My mother groand! my father wept.
Into the dangerous world I leapt:
Helpless, naked, piping loud;
Like a fiend hid in a cloud.

Struggling in my fathers hands:
Striving against my swaddling bands:
Bound and weary I thought best
To sulk upon my mothers breast.

An ‘infant’ is a child who is literally voiceless: the word comes from the Latin infans which means ‘unable to speak’. Blake’s robin redbreast is one of many creatures in his work who are unable to stand up for themselves or cry out against the injustices visited upon them.
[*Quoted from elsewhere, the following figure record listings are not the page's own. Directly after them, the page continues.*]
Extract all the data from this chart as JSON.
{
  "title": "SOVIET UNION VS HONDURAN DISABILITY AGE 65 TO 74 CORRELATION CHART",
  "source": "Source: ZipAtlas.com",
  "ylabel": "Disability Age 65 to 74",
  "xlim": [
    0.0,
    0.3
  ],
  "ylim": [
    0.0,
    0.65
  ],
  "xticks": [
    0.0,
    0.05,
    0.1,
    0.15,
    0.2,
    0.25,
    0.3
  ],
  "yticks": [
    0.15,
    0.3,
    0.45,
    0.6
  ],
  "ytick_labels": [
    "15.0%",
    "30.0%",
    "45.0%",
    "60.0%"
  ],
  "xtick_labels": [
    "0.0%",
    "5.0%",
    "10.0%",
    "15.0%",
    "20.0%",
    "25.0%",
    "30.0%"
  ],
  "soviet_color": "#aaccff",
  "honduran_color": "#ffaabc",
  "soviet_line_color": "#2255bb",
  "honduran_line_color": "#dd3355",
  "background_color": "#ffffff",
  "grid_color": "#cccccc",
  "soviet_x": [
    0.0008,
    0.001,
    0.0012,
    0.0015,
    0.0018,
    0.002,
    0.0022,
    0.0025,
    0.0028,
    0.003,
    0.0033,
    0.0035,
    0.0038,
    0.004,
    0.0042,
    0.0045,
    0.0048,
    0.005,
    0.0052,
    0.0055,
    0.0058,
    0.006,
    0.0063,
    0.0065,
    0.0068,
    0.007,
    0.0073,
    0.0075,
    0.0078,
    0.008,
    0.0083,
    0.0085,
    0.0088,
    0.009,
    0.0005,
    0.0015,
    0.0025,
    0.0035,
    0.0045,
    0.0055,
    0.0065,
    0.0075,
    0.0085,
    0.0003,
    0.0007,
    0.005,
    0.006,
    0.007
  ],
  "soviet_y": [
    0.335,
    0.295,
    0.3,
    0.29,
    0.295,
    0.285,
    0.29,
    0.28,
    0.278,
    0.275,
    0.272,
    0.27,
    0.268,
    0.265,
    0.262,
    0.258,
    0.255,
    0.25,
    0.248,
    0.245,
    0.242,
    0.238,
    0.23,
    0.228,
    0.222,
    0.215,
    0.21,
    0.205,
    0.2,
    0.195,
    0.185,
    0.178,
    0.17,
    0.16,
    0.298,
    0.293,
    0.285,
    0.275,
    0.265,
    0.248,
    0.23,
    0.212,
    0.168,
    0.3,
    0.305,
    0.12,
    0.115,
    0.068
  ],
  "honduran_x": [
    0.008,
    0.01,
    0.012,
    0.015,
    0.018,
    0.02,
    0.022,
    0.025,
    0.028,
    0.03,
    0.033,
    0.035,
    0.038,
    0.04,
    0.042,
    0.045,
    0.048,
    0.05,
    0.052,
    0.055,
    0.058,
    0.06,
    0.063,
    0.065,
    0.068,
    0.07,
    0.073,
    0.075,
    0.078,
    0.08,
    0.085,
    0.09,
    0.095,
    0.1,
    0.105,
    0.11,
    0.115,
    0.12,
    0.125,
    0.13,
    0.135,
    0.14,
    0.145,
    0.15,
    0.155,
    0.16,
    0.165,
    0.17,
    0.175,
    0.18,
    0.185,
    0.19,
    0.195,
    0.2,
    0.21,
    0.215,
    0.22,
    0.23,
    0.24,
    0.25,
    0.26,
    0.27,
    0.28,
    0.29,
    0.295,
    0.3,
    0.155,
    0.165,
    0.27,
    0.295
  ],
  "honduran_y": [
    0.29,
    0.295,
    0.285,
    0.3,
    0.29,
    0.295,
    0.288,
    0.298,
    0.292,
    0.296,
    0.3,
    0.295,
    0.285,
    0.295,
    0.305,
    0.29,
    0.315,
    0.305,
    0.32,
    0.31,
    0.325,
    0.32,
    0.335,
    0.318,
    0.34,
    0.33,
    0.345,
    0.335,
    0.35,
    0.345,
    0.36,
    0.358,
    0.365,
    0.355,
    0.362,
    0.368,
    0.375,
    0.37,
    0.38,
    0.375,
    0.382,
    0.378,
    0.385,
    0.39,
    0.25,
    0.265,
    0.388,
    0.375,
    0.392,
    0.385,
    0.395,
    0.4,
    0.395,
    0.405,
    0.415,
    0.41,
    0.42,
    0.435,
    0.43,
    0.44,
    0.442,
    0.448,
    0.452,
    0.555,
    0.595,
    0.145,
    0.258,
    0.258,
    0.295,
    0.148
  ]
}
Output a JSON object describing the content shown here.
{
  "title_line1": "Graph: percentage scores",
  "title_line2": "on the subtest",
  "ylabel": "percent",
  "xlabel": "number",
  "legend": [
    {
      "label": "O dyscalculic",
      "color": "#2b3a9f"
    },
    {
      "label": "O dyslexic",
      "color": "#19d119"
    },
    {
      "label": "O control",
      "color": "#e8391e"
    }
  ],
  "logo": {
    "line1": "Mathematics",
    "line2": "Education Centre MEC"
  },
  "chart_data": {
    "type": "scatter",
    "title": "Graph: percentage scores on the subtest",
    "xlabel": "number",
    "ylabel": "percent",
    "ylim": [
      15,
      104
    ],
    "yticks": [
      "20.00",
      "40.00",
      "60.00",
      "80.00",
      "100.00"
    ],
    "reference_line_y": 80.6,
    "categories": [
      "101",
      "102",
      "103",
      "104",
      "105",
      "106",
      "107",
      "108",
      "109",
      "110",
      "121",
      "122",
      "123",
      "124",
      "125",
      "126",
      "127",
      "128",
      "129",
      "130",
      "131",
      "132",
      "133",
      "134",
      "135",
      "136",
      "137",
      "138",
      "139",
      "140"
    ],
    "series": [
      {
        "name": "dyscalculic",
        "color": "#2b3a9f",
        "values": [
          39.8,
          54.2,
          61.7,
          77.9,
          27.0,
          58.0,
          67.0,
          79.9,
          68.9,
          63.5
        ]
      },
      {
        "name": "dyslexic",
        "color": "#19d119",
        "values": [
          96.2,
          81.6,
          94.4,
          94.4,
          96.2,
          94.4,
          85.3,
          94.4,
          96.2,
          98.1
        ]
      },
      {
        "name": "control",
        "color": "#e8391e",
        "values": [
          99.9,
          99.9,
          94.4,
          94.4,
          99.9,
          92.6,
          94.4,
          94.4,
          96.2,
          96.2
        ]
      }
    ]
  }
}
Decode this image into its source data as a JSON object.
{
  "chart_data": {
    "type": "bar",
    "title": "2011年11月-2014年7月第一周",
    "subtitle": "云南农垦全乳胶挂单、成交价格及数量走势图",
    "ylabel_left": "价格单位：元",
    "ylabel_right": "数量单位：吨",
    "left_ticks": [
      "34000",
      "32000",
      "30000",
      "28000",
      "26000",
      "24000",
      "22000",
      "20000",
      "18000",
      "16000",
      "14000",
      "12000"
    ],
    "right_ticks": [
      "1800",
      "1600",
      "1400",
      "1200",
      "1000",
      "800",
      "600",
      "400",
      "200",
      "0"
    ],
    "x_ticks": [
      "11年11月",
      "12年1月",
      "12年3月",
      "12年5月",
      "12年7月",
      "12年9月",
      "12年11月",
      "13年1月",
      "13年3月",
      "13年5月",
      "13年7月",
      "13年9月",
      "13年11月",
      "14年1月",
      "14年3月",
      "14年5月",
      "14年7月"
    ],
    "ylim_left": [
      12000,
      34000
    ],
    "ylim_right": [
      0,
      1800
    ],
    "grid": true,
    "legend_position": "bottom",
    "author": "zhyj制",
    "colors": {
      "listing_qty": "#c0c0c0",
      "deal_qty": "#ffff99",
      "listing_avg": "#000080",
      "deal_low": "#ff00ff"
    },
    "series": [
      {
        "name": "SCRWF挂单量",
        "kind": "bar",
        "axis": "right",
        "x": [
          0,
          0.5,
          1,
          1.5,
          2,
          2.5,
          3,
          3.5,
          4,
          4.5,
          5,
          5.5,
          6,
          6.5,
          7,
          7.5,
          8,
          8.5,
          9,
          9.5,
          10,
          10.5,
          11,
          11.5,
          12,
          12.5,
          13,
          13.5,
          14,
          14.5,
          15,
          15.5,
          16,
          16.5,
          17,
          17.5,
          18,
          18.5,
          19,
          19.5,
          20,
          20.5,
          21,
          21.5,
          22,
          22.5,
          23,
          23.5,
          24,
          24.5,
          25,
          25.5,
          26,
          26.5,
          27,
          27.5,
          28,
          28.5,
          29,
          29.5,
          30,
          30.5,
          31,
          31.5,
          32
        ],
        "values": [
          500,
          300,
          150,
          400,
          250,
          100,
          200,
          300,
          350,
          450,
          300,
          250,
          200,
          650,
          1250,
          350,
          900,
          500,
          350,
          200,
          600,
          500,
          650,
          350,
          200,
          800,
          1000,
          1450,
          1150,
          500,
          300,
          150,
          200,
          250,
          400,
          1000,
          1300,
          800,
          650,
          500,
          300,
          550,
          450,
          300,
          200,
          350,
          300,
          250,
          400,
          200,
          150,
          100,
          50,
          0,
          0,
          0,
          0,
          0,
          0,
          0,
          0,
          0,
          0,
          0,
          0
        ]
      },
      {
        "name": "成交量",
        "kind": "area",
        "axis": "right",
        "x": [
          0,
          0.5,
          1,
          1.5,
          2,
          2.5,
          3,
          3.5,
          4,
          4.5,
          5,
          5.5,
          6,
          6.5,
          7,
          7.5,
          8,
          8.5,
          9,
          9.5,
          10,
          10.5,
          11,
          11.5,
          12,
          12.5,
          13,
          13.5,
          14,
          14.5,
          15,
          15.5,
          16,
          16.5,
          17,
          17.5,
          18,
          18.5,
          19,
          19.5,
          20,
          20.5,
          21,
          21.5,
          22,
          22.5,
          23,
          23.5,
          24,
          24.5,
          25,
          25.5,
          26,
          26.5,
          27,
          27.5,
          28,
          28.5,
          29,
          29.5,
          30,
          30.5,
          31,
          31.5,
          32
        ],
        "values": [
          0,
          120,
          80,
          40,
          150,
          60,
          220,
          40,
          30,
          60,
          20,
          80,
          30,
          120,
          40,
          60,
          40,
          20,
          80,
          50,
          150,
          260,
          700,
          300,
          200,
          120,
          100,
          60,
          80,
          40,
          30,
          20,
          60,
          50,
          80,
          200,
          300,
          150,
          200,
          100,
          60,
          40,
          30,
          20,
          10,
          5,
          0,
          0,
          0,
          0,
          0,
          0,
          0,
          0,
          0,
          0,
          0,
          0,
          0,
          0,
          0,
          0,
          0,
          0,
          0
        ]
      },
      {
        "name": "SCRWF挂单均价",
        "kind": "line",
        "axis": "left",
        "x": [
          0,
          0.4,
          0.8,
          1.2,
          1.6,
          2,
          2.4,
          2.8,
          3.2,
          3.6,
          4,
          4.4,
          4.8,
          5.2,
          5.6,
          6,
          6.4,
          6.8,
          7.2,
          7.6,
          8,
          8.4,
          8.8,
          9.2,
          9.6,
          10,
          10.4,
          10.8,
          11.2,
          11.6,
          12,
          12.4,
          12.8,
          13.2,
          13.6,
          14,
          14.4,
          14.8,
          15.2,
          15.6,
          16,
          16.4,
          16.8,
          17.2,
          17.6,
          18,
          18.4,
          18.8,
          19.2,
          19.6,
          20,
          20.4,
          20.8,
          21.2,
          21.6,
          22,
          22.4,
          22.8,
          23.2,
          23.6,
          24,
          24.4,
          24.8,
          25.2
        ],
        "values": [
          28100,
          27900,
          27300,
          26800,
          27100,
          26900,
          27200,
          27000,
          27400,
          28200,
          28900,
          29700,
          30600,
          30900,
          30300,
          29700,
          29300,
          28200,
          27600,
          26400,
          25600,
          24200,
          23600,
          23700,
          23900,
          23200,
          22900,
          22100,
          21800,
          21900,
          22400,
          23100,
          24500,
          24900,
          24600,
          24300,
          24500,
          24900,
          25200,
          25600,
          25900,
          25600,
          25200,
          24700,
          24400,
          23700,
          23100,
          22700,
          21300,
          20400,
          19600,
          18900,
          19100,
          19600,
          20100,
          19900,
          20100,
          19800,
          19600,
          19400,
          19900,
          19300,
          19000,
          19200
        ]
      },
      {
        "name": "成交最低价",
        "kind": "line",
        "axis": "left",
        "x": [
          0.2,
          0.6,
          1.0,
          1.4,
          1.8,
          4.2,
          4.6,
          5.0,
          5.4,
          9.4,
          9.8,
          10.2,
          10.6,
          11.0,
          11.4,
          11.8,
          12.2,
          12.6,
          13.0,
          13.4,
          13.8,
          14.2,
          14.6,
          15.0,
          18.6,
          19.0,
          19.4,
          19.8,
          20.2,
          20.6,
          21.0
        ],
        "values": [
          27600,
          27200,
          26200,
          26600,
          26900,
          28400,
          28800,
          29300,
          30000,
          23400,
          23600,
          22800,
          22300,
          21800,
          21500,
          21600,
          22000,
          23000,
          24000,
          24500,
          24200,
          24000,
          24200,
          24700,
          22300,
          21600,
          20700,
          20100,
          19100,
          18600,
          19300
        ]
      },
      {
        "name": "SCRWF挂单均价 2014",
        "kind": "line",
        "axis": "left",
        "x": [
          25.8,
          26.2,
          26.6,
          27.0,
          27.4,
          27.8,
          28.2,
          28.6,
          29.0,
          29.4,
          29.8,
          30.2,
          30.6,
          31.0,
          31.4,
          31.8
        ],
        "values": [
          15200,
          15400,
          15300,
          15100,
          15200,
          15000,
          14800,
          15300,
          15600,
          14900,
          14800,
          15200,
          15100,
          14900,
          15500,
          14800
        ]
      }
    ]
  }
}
William Blake (1757-1827) is one of the key English poets of the late eighteenth and early nineteenth centuries. He is sometimes grouped with the Romantics, such as William Wordsworth and Samuel Taylor Coleridge, although much of his work stands apart from them and he worked separately from the ‘Lake Poets’.

Blake’s key themes are religion, poverty and the poor, and the plight of the most downtrodden or oppressed within society. His famous line about a ‘Robin Red breast in a Cage’ putting ‘all Heaven in a Rage’ is a good example of his championing of the oppressed and overlooked, and, most importantly of all, those without a voice of their own.